The U.S. Senate is preparing to take a major step to abandon all
pretense that U.S. nuclear forces exist only to deter war. An amendment
to the pending Defense Authorization Act for 2001 would lead to the
development of a new nuclear weapon designed expressly for fighting.
The new weapon is to be a low-yield device with earth penetration
capability, intended to destroy deeply buried bunkers. Paul Robinson,
director of Sandia National Laboratories in Albuquerque, N.M., which
would build the device, is a strong advocate of it. Robinson apparently
favors a new, low-yield device because U.S. leaders presumably would be
more ready to employ smaller weapons than to use the larger city- and
silo-busting high-yield weapons in our current arsenal. He considers
large weapons "self-deterring."
This thinking is an eerie throwback to the days of the Cold War, when
weapon designers provided the U.S. military with an array of explosives
to "prevail" in a survivable limited nuclear war. Among the 70,000 U.S.

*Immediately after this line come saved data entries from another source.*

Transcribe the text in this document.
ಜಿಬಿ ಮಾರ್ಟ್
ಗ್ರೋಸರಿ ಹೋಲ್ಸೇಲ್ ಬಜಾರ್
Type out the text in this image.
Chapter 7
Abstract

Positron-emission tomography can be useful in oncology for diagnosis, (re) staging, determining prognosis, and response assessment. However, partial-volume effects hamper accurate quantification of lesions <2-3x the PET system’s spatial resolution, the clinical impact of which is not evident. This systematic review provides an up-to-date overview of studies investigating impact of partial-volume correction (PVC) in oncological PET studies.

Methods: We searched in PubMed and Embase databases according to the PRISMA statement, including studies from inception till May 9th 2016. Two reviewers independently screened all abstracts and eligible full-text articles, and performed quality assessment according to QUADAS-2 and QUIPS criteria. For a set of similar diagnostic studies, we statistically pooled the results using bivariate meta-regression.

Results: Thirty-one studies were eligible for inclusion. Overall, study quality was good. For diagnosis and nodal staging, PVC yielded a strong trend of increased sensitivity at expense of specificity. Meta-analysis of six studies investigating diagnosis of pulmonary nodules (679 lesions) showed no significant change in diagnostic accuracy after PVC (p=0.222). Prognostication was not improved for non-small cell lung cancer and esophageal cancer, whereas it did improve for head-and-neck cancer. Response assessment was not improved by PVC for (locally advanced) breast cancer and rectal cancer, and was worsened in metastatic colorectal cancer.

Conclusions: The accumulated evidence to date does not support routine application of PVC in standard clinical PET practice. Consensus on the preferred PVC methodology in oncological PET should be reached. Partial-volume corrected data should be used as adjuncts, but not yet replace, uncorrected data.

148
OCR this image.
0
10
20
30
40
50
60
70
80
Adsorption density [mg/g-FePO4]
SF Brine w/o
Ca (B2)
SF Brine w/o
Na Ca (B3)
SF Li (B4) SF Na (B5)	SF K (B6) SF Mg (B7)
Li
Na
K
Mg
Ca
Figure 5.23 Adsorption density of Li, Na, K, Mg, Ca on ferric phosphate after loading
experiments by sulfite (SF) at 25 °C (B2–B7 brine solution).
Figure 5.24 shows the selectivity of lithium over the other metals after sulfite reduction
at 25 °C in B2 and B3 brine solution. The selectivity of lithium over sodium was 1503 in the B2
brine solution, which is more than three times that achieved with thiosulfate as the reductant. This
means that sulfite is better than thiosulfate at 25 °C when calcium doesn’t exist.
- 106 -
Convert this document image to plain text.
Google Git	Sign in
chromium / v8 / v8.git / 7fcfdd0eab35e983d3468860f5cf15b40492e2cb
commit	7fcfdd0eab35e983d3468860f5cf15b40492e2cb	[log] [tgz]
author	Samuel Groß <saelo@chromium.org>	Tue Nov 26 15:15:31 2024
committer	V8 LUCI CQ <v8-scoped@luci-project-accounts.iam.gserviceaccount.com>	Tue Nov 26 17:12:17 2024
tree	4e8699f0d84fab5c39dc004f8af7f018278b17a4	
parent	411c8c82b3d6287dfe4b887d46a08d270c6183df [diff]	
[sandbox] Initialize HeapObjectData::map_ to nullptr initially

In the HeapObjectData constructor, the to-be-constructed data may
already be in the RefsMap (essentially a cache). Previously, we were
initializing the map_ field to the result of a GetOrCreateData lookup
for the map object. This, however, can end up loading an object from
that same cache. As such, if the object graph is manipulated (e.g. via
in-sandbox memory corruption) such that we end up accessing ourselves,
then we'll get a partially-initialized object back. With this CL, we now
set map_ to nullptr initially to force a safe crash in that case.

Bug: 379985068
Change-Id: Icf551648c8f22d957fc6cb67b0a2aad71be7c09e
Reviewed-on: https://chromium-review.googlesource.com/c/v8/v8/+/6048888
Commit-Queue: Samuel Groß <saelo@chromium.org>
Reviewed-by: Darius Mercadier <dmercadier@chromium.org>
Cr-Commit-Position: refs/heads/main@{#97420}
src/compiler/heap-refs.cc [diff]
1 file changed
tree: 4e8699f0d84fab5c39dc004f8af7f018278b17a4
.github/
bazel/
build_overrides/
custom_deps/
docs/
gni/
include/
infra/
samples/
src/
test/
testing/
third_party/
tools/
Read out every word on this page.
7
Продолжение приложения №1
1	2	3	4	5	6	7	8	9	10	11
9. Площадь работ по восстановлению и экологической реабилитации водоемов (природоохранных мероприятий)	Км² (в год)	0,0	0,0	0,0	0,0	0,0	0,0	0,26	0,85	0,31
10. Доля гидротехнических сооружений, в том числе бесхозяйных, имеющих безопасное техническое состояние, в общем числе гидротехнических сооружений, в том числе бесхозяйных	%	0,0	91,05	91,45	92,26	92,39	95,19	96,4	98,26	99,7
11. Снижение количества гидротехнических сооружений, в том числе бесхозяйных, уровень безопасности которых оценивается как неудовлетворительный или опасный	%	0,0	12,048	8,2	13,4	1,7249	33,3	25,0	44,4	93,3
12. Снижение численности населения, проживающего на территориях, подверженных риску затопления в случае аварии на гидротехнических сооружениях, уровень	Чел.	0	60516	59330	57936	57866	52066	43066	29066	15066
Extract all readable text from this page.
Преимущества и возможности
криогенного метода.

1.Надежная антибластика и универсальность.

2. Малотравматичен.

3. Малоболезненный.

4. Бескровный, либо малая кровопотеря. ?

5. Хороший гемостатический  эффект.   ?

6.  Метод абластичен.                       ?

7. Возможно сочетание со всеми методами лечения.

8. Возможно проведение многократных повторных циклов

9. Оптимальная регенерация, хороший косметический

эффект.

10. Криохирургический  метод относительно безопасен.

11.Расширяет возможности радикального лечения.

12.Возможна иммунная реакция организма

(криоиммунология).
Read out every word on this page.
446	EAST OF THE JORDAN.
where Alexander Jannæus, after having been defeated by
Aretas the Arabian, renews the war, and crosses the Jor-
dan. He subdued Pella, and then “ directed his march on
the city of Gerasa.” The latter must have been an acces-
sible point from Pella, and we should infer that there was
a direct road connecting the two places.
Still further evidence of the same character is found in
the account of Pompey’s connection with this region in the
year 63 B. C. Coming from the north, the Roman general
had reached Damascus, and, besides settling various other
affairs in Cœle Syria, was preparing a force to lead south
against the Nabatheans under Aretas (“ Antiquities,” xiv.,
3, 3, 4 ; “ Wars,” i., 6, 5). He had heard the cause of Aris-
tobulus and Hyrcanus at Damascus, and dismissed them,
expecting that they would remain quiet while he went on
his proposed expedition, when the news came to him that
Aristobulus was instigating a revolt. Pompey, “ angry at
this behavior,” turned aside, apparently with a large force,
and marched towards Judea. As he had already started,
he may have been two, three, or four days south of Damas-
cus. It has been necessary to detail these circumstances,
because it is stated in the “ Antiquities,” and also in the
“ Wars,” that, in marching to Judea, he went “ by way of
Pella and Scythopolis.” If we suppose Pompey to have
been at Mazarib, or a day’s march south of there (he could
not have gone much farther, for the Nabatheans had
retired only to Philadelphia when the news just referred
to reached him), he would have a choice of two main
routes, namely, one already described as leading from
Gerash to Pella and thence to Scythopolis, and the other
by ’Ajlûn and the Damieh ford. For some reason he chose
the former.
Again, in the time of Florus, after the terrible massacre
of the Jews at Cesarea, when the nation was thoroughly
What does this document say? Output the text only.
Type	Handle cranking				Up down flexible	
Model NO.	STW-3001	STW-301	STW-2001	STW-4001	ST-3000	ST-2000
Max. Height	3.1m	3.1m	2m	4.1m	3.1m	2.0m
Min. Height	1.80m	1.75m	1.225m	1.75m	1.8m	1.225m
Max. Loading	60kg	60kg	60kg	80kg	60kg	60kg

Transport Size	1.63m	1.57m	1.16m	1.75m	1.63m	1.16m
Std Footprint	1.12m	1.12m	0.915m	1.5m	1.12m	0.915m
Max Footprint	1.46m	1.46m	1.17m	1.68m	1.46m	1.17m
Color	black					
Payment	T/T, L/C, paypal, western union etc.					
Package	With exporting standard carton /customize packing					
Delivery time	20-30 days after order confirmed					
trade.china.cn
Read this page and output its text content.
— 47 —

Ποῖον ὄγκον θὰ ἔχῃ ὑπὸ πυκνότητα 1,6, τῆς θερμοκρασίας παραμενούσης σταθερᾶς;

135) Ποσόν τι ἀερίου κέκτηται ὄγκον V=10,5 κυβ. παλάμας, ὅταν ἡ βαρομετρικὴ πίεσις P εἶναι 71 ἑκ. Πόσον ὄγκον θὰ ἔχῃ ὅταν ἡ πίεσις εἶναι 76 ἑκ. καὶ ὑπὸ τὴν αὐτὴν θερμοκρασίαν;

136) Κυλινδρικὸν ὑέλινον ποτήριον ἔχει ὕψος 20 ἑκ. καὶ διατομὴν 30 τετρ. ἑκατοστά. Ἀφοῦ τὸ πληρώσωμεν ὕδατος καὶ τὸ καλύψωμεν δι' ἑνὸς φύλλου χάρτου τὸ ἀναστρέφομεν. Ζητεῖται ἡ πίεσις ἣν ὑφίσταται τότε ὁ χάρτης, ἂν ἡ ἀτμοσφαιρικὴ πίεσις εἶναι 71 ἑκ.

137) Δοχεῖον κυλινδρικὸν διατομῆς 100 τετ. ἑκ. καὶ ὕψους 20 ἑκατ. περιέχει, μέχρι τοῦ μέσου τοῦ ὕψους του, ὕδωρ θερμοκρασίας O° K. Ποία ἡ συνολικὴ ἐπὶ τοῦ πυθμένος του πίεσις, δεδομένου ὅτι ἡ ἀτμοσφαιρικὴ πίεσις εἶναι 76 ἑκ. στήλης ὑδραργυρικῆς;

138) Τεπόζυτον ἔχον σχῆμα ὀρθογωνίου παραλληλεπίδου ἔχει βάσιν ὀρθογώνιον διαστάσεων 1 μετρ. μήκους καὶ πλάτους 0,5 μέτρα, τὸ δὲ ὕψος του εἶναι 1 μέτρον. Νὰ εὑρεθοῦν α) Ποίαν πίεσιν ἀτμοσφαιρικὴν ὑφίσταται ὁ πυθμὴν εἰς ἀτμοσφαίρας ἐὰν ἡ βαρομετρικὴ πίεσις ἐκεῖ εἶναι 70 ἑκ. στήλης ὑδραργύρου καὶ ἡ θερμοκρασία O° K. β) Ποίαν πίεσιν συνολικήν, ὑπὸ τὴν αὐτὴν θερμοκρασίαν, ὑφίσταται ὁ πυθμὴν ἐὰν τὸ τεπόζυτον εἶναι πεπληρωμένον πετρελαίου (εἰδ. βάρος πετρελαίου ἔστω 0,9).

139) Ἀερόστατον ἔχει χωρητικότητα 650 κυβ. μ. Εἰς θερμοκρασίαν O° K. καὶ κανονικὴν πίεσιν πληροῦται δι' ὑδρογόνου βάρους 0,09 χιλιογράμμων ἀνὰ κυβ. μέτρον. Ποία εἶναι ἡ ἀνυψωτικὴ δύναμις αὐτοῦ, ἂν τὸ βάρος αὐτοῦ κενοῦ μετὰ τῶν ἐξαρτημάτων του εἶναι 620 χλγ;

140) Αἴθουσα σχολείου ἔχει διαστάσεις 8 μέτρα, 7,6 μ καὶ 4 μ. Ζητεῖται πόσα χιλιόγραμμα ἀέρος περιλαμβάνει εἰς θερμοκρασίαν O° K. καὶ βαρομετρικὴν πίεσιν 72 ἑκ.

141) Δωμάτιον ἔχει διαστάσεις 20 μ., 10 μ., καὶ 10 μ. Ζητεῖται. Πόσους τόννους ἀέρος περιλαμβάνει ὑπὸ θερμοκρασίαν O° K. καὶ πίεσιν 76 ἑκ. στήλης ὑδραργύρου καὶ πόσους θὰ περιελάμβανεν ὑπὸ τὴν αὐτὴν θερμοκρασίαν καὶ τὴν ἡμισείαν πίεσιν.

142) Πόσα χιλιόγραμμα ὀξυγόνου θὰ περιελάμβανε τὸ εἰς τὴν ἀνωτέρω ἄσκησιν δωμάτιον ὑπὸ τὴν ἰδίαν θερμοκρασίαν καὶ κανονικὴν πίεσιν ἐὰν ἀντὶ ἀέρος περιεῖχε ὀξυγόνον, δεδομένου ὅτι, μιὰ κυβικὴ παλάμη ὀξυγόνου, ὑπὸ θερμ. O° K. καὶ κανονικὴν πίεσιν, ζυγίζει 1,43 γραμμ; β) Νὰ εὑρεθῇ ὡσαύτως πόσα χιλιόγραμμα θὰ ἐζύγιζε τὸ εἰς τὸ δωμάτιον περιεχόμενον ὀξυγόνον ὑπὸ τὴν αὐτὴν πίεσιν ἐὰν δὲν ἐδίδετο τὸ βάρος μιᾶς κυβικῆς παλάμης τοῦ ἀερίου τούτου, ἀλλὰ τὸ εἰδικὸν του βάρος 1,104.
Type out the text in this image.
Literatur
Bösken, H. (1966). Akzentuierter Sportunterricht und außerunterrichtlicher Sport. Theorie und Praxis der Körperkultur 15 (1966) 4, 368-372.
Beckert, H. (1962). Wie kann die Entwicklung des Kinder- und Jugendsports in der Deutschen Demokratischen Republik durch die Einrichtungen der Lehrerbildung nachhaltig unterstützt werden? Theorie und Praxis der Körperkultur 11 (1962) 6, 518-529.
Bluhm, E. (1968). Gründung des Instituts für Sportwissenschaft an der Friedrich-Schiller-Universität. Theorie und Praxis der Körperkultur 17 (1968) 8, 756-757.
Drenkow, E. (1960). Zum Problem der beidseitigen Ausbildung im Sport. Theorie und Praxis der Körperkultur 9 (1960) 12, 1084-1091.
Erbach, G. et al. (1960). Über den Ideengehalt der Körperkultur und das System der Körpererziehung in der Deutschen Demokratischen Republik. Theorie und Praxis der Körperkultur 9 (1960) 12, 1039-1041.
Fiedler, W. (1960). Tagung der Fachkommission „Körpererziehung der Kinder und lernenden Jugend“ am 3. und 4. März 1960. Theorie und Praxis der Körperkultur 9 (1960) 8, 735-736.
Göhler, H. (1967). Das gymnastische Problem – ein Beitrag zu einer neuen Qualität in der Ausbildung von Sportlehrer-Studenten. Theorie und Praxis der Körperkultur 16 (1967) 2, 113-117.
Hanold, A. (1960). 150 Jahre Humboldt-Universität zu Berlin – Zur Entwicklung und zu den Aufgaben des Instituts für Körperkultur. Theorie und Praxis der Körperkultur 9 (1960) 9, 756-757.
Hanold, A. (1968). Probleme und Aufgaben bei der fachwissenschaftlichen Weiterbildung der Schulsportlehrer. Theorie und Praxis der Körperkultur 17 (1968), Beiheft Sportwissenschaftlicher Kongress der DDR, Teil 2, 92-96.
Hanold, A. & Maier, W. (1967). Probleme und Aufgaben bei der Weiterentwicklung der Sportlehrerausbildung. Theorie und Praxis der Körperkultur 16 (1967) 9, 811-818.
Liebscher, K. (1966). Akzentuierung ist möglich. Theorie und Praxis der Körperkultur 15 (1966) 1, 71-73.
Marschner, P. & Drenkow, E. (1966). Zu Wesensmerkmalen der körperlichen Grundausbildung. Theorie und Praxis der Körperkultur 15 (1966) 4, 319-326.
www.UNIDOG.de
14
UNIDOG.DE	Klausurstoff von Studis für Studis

nuclear weapons produced during the Cold War were suitcase bombs, neutron
bombs, torpedoes, depth charges, artillery shells, air-to-air missiles
and anti-tank rockets. The laboratories were like nuclear ice cream
factories, churning out the flavor of the day to meet the latest craving
of the customers.
Not only is the Senate's action a throwback to those unlamented days
of preparing to prevail in nuclear war, but it also is a flagrant
repudiation of a solemn pledge the United States made in May at the
Nonproliferation Treaty Review Conference in New York. We joined with
Britain, France, China and Russia in a commitment to accomplish the total
elimination of nuclear arsenals, leading to nuclear disarmament.
Nothing could be more contrary to that commitment than a congressional
order to develop a new, more usable nuclear weapon. Regrettably, this
action is merely one more blatant signal that the United States is
determined to pursue nuclear dominance indefinitely through enhanced
readiness to fight a nuclear war. Additional preparations include the
decision to resume production of tritium and plutonium pits for
thermonuclear weapons, continued subcritical explosive testing in Nevada
and rejection of Russian proposals to reduce nuclear numbers 75% below
START II levels. The thinking behind all of this was revealed by
then-Deputy Defense Secretary John Hamre when he said in March: "Nuclear
weapons are still the foundation of a superpower . . . and that will
All of these actions are supportive of President Clinton's signing in
1997 of a directive whose overarching principle was that nuclear weapons
would remain the cornerstone of U.S. security indefinitely. Far from
emphasizing deterrence, the document reasserted the need for all three
arms of the U.S. triad of nuclear forces--intercontinental ballistic
missiles, sea-launched ballistic missiles and long-range strategic
bombers. It declared the U.S. right to make first use of nuclear weapons
and to target not only Russia and China but also any prospective nuclear
states that might threaten U.S. interests in the future.
Authoritative sources subsequently have revealed that the U.S. has
expanded the list of worldwide targets planned for destruction under the
new doctrine. In short, with plans for new nuclear weapons, Congress is
joining the White House in putting into place all of the elements of a
war-fighting strategy. There is no way a deterrent strategy can justify
or rationalize developing new nuclear weapons to make them more usable
for fighting purposes. This is the ultimate antithesis of deterrence and
a total abrogation of the legal and moral obligation of the U.S. to work
for the elimination of all nuclear weapons.